Il faut être en mesure de considérer ces recommandations-là, de les rendre vivantes, d'en discuter, d'amener ça sur la place publique. On ne devrait pas se souvenir d'une commission comme celle de la commission de l'indifférence, parce que l'indifférence, c'est quelque chose qui empêche d'agir, qui freine le changement, souligne Édith Cloutier, directrice du Centre d'amitié autochtone de Val-d'Or.

Je pense que nous sommes à l'ère où il y a une certaine écoeurite de toujours soumettre des rapports; moi, j'ai vécu cette crainte-là aussi pour ne pas que ça reste sur une tablette. Comme M. Viens et nous l’avions dit maintes fois, c'est une responsabilité collective. Tout le monde est responsable, non seulement le gouvernement Legault et toutes les institutions, mais vous, moi et tous ceux et celles qui nous écoutent, ajoute Viviane Michel, présidente de Femmes autochtones du Québec.

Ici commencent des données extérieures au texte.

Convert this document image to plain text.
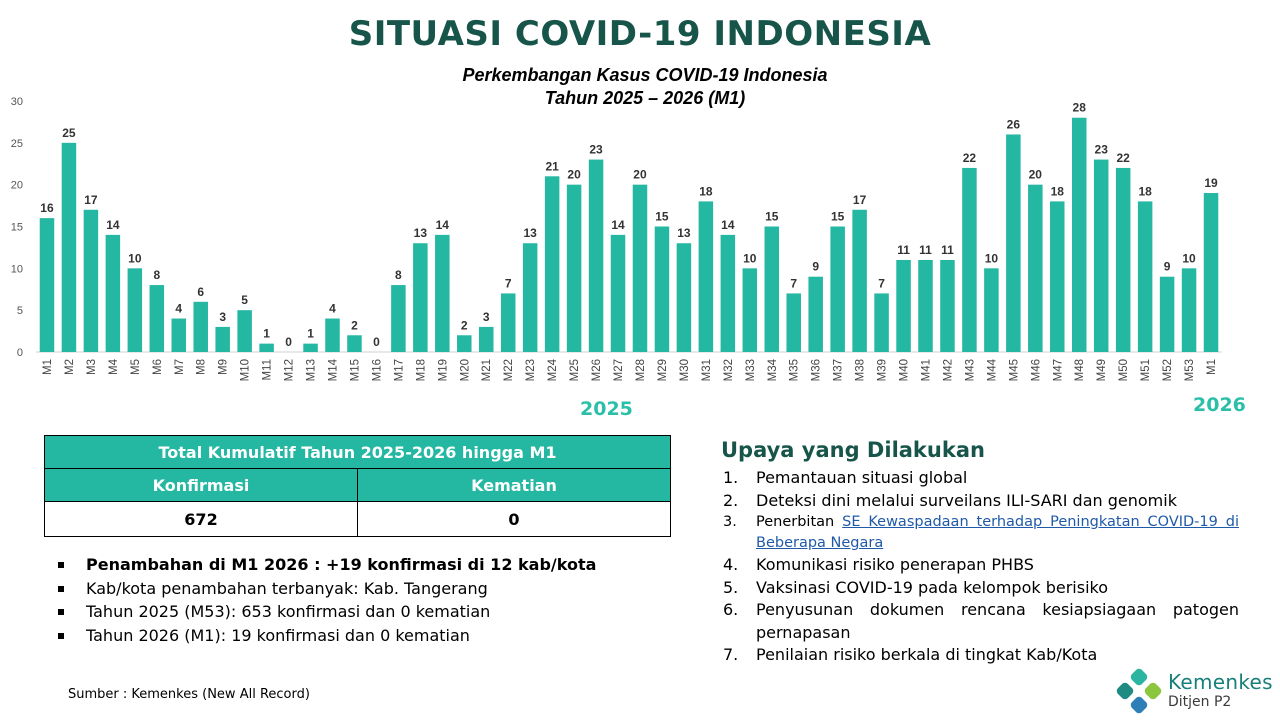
SITUASI COVID-19 INDONESIA
Perkembangan Kasus COVID-19 Indonesia
Tahun 2025 – 2026 (M1)
0
5
10
15
20
25
30
16
M1
25
M2
17
M3
14
M4
10
M5
8
M6
4
M7
6
M8
3
M9
5
M10
1
M11
0
M12
1
M13
4
M14
2
M15
0
M16
8
M17
13
M18
14
M19
2
M20
3
M21
7
M22
13
M23
21
M24
20
M25
23
M26
14
M27
20
M28
15
M29
13
M30
18
M31
14
M32
10
M33
15
M34
7
M35
9
M36
15
M37
17
M38
7
M39
11
M40
11
M41
11
M42
22
M43
10
M44
26
M45
20
M46
18
M47
28
M48
23
M49
22
M50
18
M51
9
M52
10
M53
19
M1
2025	2026
Total Kumulatif Tahun 2025-2026 hingga M1	
Konfirmasi	Kematian
672	0
Penambahan di M1 2026 : +19 konfirmasi di 12 kab/kota
Kab/kota penambahan terbanyak: Kab. Tangerang
Tahun 2025 (M53): 653 konfirmasi dan 0 kematian
Tahun 2026 (M1): 19 konfirmasi dan 0 kematian
Sumber : Kemenkes (New All Record)
Upaya yang Dilakukan
1. Pemantauan situasi global
2. Deteksi dini melalui surveilans ILI-SARI dan genomik
3. Penerbitan SE Kewaspadaan terhadap Peningkatan COVID-19 di Beberapa Negara
4. Komunikasi risiko penerapan PHBS
5. Vaksinasi COVID-19 pada kelompok berisiko
6. Penyusunan dokumen rencana kesiapsiagaan patogen pernapasan
7. Penilaian risiko berkala di tingkat Kab/Kota
Kemenkes
Ditjen P2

Rainbow Miller, de l'association des Femmes autochtones du Québec (FAQ), et Viviane Michel, présidente de l'association des Femmes autochtones du Québec.

Rainbow Miller, de l'association des Femmes autochtones du Québec, et Viviane Michel, présidente de l'organisme, lors de leur témoignage à la Commission d'enquête sur les relations entre les Autochtones et certains services publics au Québec (CERP).

Photo : Image fournie par la Commission

Le chef de l'Assemblée des Premières Nations du Québec et du Labrador (APNQL), Ghislain Picard, n'est pas surpris des recommandations du juge Viens, affirmant que les conclusions sont issues de situations connues des Autochtones depuis longtemps.

La commission a fini ses travaux, mais c'est clair que, pour nous, ça n'arrête pas là. [...] Les excuses sont le premier appel à l'action. Les excuses devraient aller aux femmes qui ont osé dénoncer les abus dont elles étaient victimes en octobre 2015, ce qui a mené à la création de la commission. On a un peu de lassitude à entendre des excuses sans qu'il y ait des actions concrètes qui prennent forme par la suite, dit-il.

Allons-y avec les actions et on verra pour les excuses après.

Ghislain Picard, chef de l'APNQL

Quelques réserves chez les policiers

L’Association des policières et policiers provinciaux du Québec (APPQ) a réagi par voie de communiqué au rapport de la commission Viens, laquelle a été mise sur pied à la suite d'allégations d’abus policiers formulées par des femmes autochtones de Val-d’Or.

Le président de l'APPQ, Pierre Veilleux, précise que relativement à certains passages de ce rapport où il y est allégué des abus de la part de policiers, il est opportun de rappeler qu'une commission d'enquête permet au pouvoir exécutif du gouvernement de s'informer au sujet d'une question particulière. Elle a ses propres règles de procédures ainsi que ses propres règles de preuve. Elle n'est pas destinée à établir les responsabilités civiles ou criminelles d'une personne.

Par ailleurs, l’APPQ se dit d'accord avec la majorité des appels à l’action du commissaire Viens, mais garde quelques réserves sur certains points, notamment sur des modifications législatives qui permettraient d’éviter l’emprisonnement des personnes itinérantes.

La protectrice du citoyen, Marie Rinfret, s'est dite, par voie de communiqué, ouverte au rôle qui pourrait lui être confié à l'égard du suivi de la mise en œuvre des appels à l'action, précisant que les modalités de ce rôle devront être discutées, notamment concernant la nécessaire implication des Premières nations et Inuit, et ce, afin que le protecteur du citoyen puisse répondre adéquatement au mandat qu'il aurait à réaliser.